I’m determined to stay dispassionate. When I remove my shoes and my dress, the technician places them in evidence bags. I unclip my bra and hand it over, too, but I stop, frozen, as I go to remove my briefs. This isn’t right.
“Is something wrong?” she asks.
I stare at her and then back at my underwear and my jaw drops, initially lost for words.
“What’s wrong?” she asks.
“These undies, they aren’t mine,” I say.
Her look is quizzical.
“I never buy this type. I always either wear designer underwear or else Marks and Spencer’s. When I dressed last Friday, the last day I remember, I’m sure I was wearing a Victoria’s Secret thong. These are plain white briefs.” I tug the elastic waistband at the back to look at the label. It confirms my suspicions. The briefs are labelled George; they’re from Asda. I’ve never bought my underwear from Asda.
GeorgeI feel a wave of panic. I don’t know why it should make such big a difference to me when I’m already contemplating that I’ve probably been drugged and r***d. However, the thought of a person unknown removing my undergarments and dressing me in different ones, ones I wouldn’t ever normally wear, feels an intrusion too far. I try to think why. Could my thong have been ripped off? Or perhaps it became soiled in some way. Then again, it might have been kept as a trophy. Try as I might, I find no conceivable innocent explanation. My hands are shaking as I carefully remove the briefs and hand them to the technician. I’m completely unclothed. She gives me one of the health board’s disposable paper gowns to wear. The room isn’t cold – if anything, it’s warm and stuffy – but I’m standing there shivering.
Despite the gown, I feel naked. I feel even more vulnerable and exposed as the examination is carried out. Although the nurse is friendly and chatty, I can’t absorb anything she’s saying. I try to numb my brain as the examination progresses. I imagine I’m detached, someone else, somewhere else, watching what’s going on. She starts by taking me to a booth to give a blood sample, one prick in my arm, then she attaches a tube. Afterwards, she guides me back to the main room where I’m asked to lie on an examination table and to twist and turn on request, to enable the study to proceed effectively. The doctor makes a detailed appraisal of my body and every so often she takes photographs. If only I could have been watching this as an observer and not as the victim, I’d find it fascinating; the professionalism and attention to detail.
She’s narrating a commentary on what she’s doing, together with her findings, onto a recorder. It’s like I’ve seen on thrillers or documentaries on TV when a medical examiner is carrying out a post-mortem. The two key differences are, one, it’s happening to me, not some random corpse and two, I’m still alive. She checks for bruises, abrasions and scratches and for any traces of DNA or fabric traces left by an abductor, or from clothing or furnishings. I hear her record seeing marks on my wrists which may suggest a ligature. There’s some bruising to my neck and thighs but apparently nothing significant.

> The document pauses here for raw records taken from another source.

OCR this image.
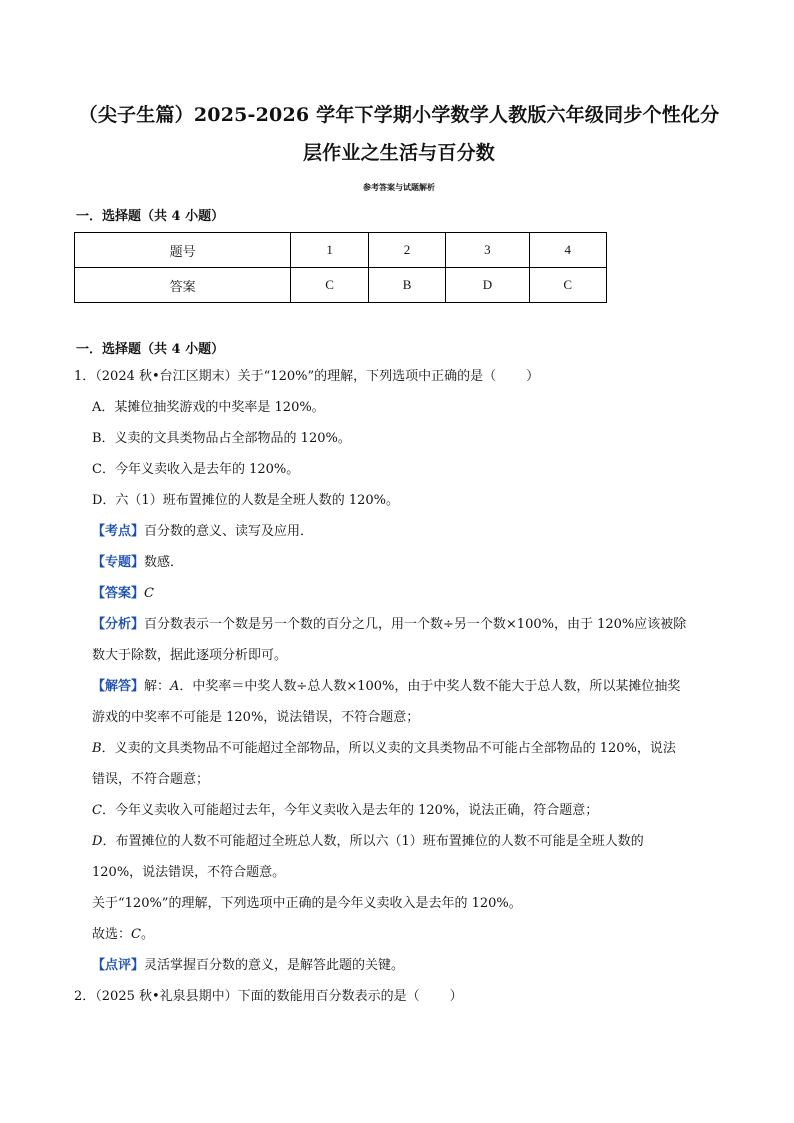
（尖子生篇）2025-2026 学年下学期小学数学人教版六年级同步个性化分
层作业之生活与百分数
参考答案与试题解析
一．选择题（共 4 小题）
题号	1	2	3	4
答案	C	B	D	C
一．选择题（共 4 小题）

1．（2024 秋•台江区期末）关于“120%”的理解，下列选项中正确的是（ ）

A．某摊位抽奖游戏的中奖率是 120%。

B．义卖的文具类物品占全部物品的 120%。

C．今年义卖收入是去年的 120%。

D．六（1）班布置摊位的人数是全班人数的 120%。

【考点】百分数的意义、读写及应用．

【专题】数感．

【答案】C

【分析】百分数表示一个数是另一个数的百分之几，用一个数÷另一个数×100%，由于 120%应该被除

数大于除数，据此逐项分析即可。

【解答】解：A．中奖率＝中奖人数÷总人数×100%，由于中奖人数不能大于总人数，所以某摊位抽奖

游戏的中奖率不可能是 120%，说法错误，不符合题意；

B．义卖的文具类物品不可能超过全部物品，所以义卖的文具类物品不可能占全部物品的 120%，说法

错误，不符合题意；

C．今年义卖收入可能超过去年，今年义卖收入是去年的 120%，说法正确，符合题意；

D．布置摊位的人数不可能超过全班总人数，所以六（1）班布置摊位的人数不可能是全班人数的

120%，说法错误，不符合题意。

关于“120%”的理解，下列选项中正确的是今年义卖收入是去年的 120%。

故选：C。

【点评】灵活掌握百分数的意义，是解答此题的关键。

2．（2025 秋•礼泉县期中）下面的数能用百分数表示的是（ ）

She asks me to lean my head over a table and brushes my hair to collect any particles that fall out onto a piece of sterile paper. Then she apologises about causing any pain before pulling a few hairs complete with follicles from my head and then some pubic hairs. She takes a skin sample from me and then scrapes the underside of each of my fingernails and toenails, as well as taking clippings, looking for skin fragments left by someone I may have held onto or scratched. On frequent occasions, she places items in evidence bags and scribbles notes against them. She takes my fingerprints and I’m asked to provide a sample each of urine and saliva. I hear from her narration that she’s looking for evidence of restraints or puncture marks from needles. She takes swabs to detect any evidence or DNA residue in the form of hair, skin, sperm or saliva from an assailant. I’m asked to stand while I’m meticulously sponged over. I have to stifle my screams and my desire to run as there’s an all too familiar feeling of unknown hands touching and stroking me everywhere. I pretend it’s not real, not me, trying to avoid the feeling of violation as I’m examined inside and out, but it isn’t working. Tears are streaming down my face.
It’s an ordeal, but once it’s complete, I’m told I can shower and change into the fresh clothing Jenny brought me. I doubt there’s enough water in Scotland to enable me to feel clean and fresh again. I gladly accept the offer and I immerse myself under the flowing jets, but it helps little. I’m not comfortable knowing where I am and that others are waiting for me on the other side of a door. I want to be home to have a long, leisurely shower. I quickly wash, a superficial cleaning to remove any evidence of this most recent intrusion, then I dress, desperate to get away from this place.